# Hearing a lot about river rigs lately



## ntizda (Sep 5, 2012)

Do they sell them at Perry's bait and tackle, or is it pretty simple to rig it yourself. 

I can't find the picture for the actual long ranger version so I can try to rig it, so I'm kinda clueless where to start looking


----------



## ntizda (Sep 5, 2012)

Selfless bump ❤

Can some post a pic of there river rig? So I can try to tie it myself? 

Thanks


----------



## Shooter (Nov 14, 2004)

Use the search feature and you will find tons of info on it


----------



## SmoothLures (Feb 13, 2008)

I doubt Perry's sells them. Tell them you want a pompano rig tied from flouro and if you want regular or circle hooks and they'll make/sell you some. Good folks. I can also hook you up with rigs, drop me a PM.


----------



## ntizda (Sep 5, 2012)

https://www.google.com/search?q=pom...AA&biw=320&bih=504#biv=i|78;d|CvFCnA1v8nm2eM:


So smooth, is this basically the river rig?

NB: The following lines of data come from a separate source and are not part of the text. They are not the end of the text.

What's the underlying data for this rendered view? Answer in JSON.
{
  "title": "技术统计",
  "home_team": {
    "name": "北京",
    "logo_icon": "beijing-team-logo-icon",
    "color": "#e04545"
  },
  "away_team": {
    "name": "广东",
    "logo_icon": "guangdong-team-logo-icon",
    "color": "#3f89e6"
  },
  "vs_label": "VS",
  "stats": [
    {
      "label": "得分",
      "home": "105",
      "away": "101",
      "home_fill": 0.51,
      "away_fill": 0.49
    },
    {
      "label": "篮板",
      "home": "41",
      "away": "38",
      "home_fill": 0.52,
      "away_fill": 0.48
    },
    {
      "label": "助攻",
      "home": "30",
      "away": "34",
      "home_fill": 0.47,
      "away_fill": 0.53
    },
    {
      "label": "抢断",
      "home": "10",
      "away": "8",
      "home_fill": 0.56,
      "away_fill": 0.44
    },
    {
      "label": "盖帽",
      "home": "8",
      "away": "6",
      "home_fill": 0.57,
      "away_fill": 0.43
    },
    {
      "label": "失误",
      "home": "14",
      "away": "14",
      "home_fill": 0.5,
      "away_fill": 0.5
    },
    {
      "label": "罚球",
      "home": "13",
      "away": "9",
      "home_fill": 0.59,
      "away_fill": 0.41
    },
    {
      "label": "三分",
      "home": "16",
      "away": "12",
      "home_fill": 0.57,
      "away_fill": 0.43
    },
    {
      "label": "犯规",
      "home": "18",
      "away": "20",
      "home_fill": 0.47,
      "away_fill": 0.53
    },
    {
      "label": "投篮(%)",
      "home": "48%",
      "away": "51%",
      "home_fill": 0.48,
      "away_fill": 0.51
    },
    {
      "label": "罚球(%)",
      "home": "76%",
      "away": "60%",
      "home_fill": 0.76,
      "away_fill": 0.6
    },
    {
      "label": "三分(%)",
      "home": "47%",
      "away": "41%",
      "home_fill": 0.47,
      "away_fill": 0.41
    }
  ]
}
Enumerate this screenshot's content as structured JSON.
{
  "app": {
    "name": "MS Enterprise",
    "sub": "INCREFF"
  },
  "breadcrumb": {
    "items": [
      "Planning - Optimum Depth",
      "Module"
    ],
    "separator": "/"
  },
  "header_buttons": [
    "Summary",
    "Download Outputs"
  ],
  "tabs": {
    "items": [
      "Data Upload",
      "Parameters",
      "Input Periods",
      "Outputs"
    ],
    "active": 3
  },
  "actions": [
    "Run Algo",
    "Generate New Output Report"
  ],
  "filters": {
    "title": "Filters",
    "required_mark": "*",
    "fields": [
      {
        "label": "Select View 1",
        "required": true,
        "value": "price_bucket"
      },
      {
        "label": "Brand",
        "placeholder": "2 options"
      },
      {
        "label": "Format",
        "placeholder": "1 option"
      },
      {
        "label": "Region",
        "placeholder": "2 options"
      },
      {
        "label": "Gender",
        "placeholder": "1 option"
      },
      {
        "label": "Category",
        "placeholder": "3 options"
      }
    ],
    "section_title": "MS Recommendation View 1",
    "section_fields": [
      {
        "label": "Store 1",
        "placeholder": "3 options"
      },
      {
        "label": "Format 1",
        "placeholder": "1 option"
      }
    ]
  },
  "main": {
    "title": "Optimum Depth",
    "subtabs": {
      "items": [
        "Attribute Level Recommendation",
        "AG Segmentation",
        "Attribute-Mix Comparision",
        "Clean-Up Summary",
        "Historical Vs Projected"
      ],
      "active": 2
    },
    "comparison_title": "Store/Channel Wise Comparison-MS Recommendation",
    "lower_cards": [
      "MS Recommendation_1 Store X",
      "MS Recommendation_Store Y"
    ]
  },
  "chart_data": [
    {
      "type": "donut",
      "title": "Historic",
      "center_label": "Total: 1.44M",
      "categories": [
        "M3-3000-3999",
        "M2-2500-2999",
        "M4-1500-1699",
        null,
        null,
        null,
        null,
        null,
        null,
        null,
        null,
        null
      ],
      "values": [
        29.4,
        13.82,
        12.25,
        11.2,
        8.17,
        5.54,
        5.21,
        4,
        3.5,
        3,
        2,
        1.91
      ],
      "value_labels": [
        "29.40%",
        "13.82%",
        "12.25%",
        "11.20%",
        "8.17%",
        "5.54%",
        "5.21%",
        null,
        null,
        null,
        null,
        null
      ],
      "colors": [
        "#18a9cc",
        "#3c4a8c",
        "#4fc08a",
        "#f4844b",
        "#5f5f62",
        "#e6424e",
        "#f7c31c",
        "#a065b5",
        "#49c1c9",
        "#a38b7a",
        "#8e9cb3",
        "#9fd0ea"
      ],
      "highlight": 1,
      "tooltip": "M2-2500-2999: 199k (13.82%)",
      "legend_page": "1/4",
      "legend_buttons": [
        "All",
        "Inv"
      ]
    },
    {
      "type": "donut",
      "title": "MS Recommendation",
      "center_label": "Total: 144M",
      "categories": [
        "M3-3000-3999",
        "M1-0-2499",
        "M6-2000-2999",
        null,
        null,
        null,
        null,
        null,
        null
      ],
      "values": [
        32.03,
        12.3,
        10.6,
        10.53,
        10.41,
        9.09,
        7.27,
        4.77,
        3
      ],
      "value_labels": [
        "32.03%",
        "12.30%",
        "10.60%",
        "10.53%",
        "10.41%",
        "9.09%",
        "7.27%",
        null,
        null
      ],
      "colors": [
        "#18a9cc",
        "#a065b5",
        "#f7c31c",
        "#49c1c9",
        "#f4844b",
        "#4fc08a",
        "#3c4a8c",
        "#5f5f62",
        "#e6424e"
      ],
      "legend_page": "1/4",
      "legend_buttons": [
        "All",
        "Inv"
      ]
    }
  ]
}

Sorry if it doesn't show, I'm on a mobile device so I can't attach the picture to the post


----------



## bronzbck1 (Jun 13, 2007)

A river rig is different, they are sold on e bay, Frisco rod and guns site and tradewinds site


----------



## SmoothLures (Feb 13, 2008)

That didn't link to anything specific, but I wouldn't use a mass produced store bought rig that it mostly shows. Hand tied in a bait shop or your own are the rigs you want. For bottom rigs I prefer 25 lb fluorocarbon, no beads, and one swivel for your main line. Tie a loop at the bottom for your sinker or a clip if you prefer. If I want to fish bigger baits (strips of cut bait, half/whole shrimp, jumbo fleas, ect) I'll go with 30 lb fluorocarbon and bigger hooks. If the blues are biting I step up to 50 lb mono or just use a wire bottom rig. Other than that it's just fishfinder rigs in different sizes for bigger cut baits or live mullet. Hooks are all personal preference. Circle, J, kahle, they all work. Use what you have confidence in. Play around with different color beads if it's slow. I probably carry 50 pretied rigs with me every trip. I have seen days where having a bottom rig tied out of 15 lb mono got me in the sea trout off of 2nd Ave when they were thick one fall, and I literally didn't have a single bite on 30 lb while the locals were catching them left and right. That's my only problem with buying rigs, sometimes you need to do something different.


----------



## Loner (Sep 9, 2009)

...remember the RIG don't put fish in the water....U can set a net where there ain't no fish and U ain't gonna catch none....lots of folks think they can tie a river rig on and the fish magically appear where ever they throw....


----------



## River (Sep 30, 2006)

I totally agree with tying your own Rigs so you can try different colors, drop lengths, loop lengths, hooks - etc - I tie all my own Rigs but I only use Fluoro, even in freshwater ---- also Loner's very much correct, no Rig will bring in fish if they ain't already there, don't know who started that -- but -- I am working on a fish call and a powder - called River's FishHorn and River's ComHereFish (both are available in Pink) - watch for it on TV ---- The FISH COMMANDER---, Garbo - would you be available for a guest spot ? I like your style !! River

Disclaimer: Dang - I get bored around this time everyday !!!


----------



## dudeondacouch (Apr 6, 2010)

Will the FishHorn be as effective as my SuperThump fish mallet?


----------



## River (Sep 30, 2006)

Not sure but does you SuperThump fish mallet come in pink ??


----------



## dudeondacouch (Apr 6, 2010)

uh... i could paint it!


----------



## surfmom (Nov 3, 2012)

I want purple!


----------



## River (Sep 30, 2006)

We do have purple - we sometimes call it Coquina --- we do aim to please !! Hope you're doin well and catchin fish Surfmom --- River


----------